In this FY23 DRSA NOFO, CVP is soliciting targeted proposals for the following competition: Identify and understand key land-atmosphere processes that influence coupled-model precipitation biases in the continental United States. CVP seeks to improve understanding of physical and dynamic mechanisms over land and their associated changes in extreme weather in the continental United States (CONUS) now and in a changing climate. Through this competition, an expected outcome is to close the gap between models and observations by using existing observations in a coupled model framework to explore the following priority processes: orographic processes, processes important for land-air interactions (e.g., the land-atmosphere transition zone such as upper soil, vegetation, and atmospheric boundary layer),and other land-atmosphere processes, local and/or remote, that influence extreme precipitation events. Common phenomena that affect CONSUS events are tropical storms, extratropical cyclones, atmospheric rivers, and mesoscale convective systems (MCS).
The CVP Program is interested in a process-based approach to identifying and understanding key land-surface processes, land-atmosphere interactions that influence biases and systematic errors in the simulation of CONUS precipitation at the S2S timescales through data analysis, and global or regional modeling experiments. This includes examining how these processes impact/cause model biases and how model biases can be reduced by different approaches. Experimental approaches include but are not limited to: studies of increased model resolution in a coupled model framework, using observations to improve physical parameterizations of unresolved processes, and/or developing new knowledge or theories about processes and multiscale process interactions.
Projects that are most appropriate for the call generally fall in or near the “basic research” or “applied research” levels of technical maturity, i.e., Readiness Levels (RLs) of 1 or 2 RL during the duration of the project. (See details on the NAO 216-105B Policy on Research and Development Transitions).
Collaborations and partnerships with NOAA laboratories, cooperative institutes, and centers are encouraged but not required.
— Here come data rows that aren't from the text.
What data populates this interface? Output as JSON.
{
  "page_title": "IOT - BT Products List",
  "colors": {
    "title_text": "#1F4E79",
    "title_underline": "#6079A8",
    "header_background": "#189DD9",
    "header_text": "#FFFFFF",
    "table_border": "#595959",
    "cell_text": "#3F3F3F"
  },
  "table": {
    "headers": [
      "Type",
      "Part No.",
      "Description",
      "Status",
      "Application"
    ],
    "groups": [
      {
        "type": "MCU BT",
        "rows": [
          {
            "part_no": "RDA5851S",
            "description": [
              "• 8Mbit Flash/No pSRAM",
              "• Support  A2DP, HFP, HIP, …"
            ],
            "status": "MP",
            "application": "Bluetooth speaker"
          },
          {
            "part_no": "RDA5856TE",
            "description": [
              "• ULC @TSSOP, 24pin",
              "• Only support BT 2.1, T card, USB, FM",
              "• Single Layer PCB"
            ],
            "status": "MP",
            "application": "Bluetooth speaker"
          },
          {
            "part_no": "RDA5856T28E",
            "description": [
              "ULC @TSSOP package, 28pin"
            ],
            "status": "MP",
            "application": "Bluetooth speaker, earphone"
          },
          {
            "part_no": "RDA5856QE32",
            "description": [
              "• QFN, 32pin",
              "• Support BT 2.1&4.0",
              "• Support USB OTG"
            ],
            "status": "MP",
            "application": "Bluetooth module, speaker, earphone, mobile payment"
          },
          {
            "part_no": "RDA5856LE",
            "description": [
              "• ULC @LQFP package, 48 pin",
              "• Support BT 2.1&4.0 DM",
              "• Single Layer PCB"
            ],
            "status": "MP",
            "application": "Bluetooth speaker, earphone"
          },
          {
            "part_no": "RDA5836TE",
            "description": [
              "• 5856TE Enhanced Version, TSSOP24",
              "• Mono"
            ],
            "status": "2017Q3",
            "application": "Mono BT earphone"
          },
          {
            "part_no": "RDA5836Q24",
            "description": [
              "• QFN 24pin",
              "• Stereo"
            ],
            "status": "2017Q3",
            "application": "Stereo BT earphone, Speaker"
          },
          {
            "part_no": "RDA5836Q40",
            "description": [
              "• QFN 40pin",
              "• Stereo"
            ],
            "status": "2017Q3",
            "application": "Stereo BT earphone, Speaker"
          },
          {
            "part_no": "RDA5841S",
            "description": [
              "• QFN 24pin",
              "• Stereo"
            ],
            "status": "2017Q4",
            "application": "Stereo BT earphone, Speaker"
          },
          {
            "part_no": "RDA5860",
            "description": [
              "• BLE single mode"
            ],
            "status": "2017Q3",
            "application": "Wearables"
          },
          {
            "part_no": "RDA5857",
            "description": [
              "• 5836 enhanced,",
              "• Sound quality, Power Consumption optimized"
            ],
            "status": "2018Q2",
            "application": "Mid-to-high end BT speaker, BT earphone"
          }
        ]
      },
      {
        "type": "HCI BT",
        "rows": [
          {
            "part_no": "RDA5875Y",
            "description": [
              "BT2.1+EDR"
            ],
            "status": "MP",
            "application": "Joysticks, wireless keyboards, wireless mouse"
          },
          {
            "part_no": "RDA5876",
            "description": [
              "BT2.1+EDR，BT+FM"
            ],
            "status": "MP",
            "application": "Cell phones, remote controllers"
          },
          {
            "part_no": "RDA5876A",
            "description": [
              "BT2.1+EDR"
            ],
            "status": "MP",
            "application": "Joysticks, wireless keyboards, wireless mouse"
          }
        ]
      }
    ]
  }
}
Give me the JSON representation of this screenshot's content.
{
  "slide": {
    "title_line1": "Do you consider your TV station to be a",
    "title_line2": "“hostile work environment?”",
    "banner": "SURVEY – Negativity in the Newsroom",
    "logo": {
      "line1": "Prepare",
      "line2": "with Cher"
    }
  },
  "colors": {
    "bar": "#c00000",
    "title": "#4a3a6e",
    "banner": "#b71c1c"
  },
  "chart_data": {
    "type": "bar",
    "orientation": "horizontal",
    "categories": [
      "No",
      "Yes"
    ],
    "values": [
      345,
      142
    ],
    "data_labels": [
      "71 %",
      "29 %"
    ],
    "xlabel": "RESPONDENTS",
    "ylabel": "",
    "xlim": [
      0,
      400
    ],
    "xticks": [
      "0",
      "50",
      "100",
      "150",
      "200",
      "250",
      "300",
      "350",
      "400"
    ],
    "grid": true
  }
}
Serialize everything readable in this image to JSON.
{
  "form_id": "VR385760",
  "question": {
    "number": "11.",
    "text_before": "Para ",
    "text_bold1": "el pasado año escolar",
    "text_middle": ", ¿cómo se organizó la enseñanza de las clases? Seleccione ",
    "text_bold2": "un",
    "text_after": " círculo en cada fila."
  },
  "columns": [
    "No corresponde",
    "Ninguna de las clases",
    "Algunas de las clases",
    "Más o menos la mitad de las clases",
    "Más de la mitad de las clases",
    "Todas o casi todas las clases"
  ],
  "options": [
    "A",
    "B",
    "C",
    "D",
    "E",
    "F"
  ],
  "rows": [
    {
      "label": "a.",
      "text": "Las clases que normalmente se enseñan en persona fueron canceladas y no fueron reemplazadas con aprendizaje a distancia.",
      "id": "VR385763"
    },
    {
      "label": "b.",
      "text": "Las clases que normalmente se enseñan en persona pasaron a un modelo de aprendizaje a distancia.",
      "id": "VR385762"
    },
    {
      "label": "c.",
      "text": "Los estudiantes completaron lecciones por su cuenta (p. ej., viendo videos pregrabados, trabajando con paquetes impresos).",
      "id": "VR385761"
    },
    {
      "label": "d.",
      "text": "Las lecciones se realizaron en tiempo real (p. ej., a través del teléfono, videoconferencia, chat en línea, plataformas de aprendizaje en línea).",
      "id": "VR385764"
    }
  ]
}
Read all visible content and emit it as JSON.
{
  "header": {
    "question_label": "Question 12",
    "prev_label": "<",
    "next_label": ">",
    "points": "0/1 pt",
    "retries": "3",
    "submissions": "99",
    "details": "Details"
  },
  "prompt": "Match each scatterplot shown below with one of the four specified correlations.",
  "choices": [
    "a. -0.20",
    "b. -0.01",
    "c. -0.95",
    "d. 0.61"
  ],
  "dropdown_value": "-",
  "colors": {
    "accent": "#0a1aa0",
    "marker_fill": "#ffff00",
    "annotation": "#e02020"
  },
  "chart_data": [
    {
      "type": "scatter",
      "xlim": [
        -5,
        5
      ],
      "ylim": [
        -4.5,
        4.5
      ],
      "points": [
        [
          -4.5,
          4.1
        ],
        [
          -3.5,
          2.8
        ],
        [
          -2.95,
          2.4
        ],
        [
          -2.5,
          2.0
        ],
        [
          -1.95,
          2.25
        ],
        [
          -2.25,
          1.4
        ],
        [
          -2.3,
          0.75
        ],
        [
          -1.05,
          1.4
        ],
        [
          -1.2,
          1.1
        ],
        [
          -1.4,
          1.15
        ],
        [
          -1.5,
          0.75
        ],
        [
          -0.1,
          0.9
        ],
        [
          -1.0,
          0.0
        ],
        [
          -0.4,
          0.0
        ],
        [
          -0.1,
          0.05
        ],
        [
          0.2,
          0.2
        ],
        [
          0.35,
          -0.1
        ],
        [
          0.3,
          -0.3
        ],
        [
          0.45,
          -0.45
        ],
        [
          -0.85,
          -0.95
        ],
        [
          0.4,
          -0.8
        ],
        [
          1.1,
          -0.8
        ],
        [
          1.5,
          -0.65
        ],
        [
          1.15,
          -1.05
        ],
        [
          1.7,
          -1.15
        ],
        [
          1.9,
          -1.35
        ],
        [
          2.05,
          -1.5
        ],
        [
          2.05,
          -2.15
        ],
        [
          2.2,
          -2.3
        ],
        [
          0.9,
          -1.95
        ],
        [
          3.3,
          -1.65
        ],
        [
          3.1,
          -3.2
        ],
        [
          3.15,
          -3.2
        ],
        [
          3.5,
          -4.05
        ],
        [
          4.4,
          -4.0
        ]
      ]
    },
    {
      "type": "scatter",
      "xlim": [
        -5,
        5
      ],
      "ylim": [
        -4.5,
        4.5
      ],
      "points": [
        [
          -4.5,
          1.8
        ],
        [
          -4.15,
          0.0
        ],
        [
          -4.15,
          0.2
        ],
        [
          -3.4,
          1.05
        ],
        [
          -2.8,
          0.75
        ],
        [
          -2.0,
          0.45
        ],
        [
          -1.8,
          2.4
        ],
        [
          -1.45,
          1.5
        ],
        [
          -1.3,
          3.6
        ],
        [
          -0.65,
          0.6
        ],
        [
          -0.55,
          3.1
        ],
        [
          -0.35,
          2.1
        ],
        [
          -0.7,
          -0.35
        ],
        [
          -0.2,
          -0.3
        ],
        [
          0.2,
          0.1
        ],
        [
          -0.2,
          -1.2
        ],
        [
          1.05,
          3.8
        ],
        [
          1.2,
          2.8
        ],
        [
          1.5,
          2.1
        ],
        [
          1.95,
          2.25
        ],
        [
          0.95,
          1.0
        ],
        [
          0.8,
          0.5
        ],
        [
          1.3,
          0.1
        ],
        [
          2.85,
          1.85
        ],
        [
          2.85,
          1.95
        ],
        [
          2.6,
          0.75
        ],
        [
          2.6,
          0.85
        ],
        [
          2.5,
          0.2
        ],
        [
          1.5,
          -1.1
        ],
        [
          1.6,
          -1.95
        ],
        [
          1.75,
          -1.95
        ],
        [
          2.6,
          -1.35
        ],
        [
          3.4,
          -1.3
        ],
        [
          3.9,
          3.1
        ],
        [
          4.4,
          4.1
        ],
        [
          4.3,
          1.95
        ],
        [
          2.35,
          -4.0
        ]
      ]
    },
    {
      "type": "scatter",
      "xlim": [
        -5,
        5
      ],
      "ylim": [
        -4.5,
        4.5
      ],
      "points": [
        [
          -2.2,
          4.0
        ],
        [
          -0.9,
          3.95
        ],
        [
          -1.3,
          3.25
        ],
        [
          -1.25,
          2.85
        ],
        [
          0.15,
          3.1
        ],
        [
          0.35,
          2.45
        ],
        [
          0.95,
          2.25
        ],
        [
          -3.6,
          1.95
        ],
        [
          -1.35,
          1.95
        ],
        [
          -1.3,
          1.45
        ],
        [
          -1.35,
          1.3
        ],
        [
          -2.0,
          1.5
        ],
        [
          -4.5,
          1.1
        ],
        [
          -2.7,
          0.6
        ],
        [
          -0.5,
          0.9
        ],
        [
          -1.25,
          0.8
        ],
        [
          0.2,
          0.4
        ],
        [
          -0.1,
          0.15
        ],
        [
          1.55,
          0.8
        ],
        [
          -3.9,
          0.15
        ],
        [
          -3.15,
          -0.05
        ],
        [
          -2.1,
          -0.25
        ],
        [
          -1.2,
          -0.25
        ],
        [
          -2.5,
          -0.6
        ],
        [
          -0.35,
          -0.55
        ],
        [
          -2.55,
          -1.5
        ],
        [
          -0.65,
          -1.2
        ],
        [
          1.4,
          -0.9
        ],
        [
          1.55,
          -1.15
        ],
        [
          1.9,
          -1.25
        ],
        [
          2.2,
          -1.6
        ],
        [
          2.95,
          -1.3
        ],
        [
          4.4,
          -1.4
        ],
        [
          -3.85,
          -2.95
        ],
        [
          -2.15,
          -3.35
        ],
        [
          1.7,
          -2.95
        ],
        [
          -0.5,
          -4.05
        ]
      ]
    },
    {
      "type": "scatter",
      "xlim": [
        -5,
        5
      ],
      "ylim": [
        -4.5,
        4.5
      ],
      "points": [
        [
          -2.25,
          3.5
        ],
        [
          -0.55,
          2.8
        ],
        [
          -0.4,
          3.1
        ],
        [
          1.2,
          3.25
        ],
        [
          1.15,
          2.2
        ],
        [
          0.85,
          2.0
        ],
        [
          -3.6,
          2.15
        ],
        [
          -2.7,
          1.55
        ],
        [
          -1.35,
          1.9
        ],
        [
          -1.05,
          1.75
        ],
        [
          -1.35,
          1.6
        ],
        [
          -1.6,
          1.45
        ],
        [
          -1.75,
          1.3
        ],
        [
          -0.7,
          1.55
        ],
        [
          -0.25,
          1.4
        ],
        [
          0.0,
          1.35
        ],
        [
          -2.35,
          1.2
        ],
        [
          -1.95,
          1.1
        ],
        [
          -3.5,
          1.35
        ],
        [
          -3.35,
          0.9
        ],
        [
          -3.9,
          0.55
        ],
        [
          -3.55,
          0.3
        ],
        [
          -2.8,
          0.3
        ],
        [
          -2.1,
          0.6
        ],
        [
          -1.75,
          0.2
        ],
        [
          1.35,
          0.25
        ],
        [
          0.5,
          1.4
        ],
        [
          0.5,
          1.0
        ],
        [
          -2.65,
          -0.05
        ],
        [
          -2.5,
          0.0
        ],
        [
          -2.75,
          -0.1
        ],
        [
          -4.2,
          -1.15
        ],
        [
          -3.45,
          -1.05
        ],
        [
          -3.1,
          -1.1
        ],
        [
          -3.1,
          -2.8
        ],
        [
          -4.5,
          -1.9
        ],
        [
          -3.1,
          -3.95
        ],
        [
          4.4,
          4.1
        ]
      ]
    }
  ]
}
Additionally, the use of NOAA models (SPEAR, S-SHiELD, X-SHiELD, UFS, and others) is encouraged but not required. If appropriate, use of observations from NOAA-funded field campaigns and modeling projects is encouraged but not required.
The outcome of this competition is to identify and understand where improvements to precipitation prediction can be made. Precipitation prediction supports better forecasting and leads to mitigation of severe impacts of precipitation events. These projects will support the goal of getting NOAA to a future in which it delivers a comprehensive suite of precipitation predictions over various timescales and with high fidelity.